Sports PT Spotlight


Jake has 19 years of experience in sports medicine. His professional accomplishments include co-authoring six chapters in physical therapy textbooks. He has obtained certifications in manual therapy, strength and conditioning, dry needling, and is board certified in orthopedics and is fellowship trained in manual therapy. Jake is co-director and helped start the orthopedic manual physical therapy fellowship program at the Ohio state University in 2015.


Why did you decide to pursue a career into Sports PT?

After graduating from PT school sports PT jobs were limited, so I worked in a variety of settings (SNF, acute and home health) Although I enjoyed these settings and patient care in general, I found Sports Medicine PT and manual therapy was where my passion was so I made that my career focus.

What type of athletes or teams do you work with now?
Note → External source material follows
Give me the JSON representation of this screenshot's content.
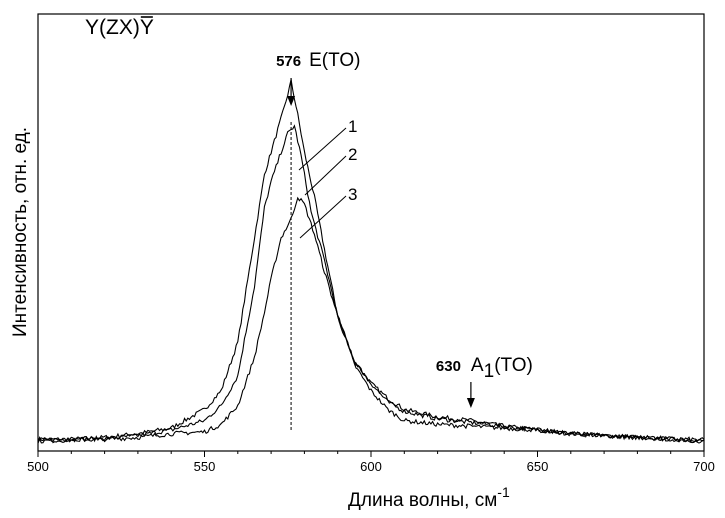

Currently I work primarily with recreational athletes who generally work or go to school full time but still participate in recreational or some level of competitive sport including baseball, track, soccer, golf, basketball, football and Lacrosse.

How did you get there?

I was in Sports PT for 9 years prior to coming to OSU where I am going on my 10th year in sports medicine. Over the years, I have treated athletes of different skill levels and from a variety of sports. What I found over the years is that to be successful, you have to understand the mental and physical abilities of the athlete and what they are trying to achieve. Additionally, you have to know what the physical demands of the particular sport in order to progress the athlete back to competitive form and prevent re- injury.

What do you feel makes treating the sports population different from the orthopedic population?

With general orthopedics the focus is more on restoring and improving daily function without having pain or limitations. An example would be a patient wanting to go up and down steps without having knee pain. The goals and focus of PT for the athlete are very specific to the demands of the sport. The primary purpose then would be to return to sport without risking reinjury. As an example, when rehabbing a baseball pitcher following rotator cuff injury you have to assure they have adequate strength, range of motion, power core stability and endurance to meet the demands of the sport as well as assure their throwing technique is good.

What forms of manual therapy do you implement into your practice and what benefits have you seen from these techniques?

I use all forms of manual techniques with the athlete depending on what the impairment is. I will often use high velocity thrust manipulation, graded joint mobilizations, soft tissue mobilization, muscle energy, cupping and dry needling. The goal always is to restore function by restoring ‘normal’ function in the joint and soft tissue with using appropriate amount of force and dosage. The difference with the athlete is they are generally receptive to ‘whatever it takes’ to get them back to playing and so you have to be cognizant to not overuse the amount of techniques that will delay healing.

What's the best professional advice you would give a clinician in order to be successful in the field of Sports PT?

When just starting it’s helpful to find a clinic where you have exposure to multiple types of athletes and other clinicians who you can learn from and find mentorship. Never be complacent with the desire to develop new knowledge and skills. Lastly, find what your passion is whether it be in sports or some other type of therapy and follow it so you find your career rewarding and better serve those you have the privilege to treat.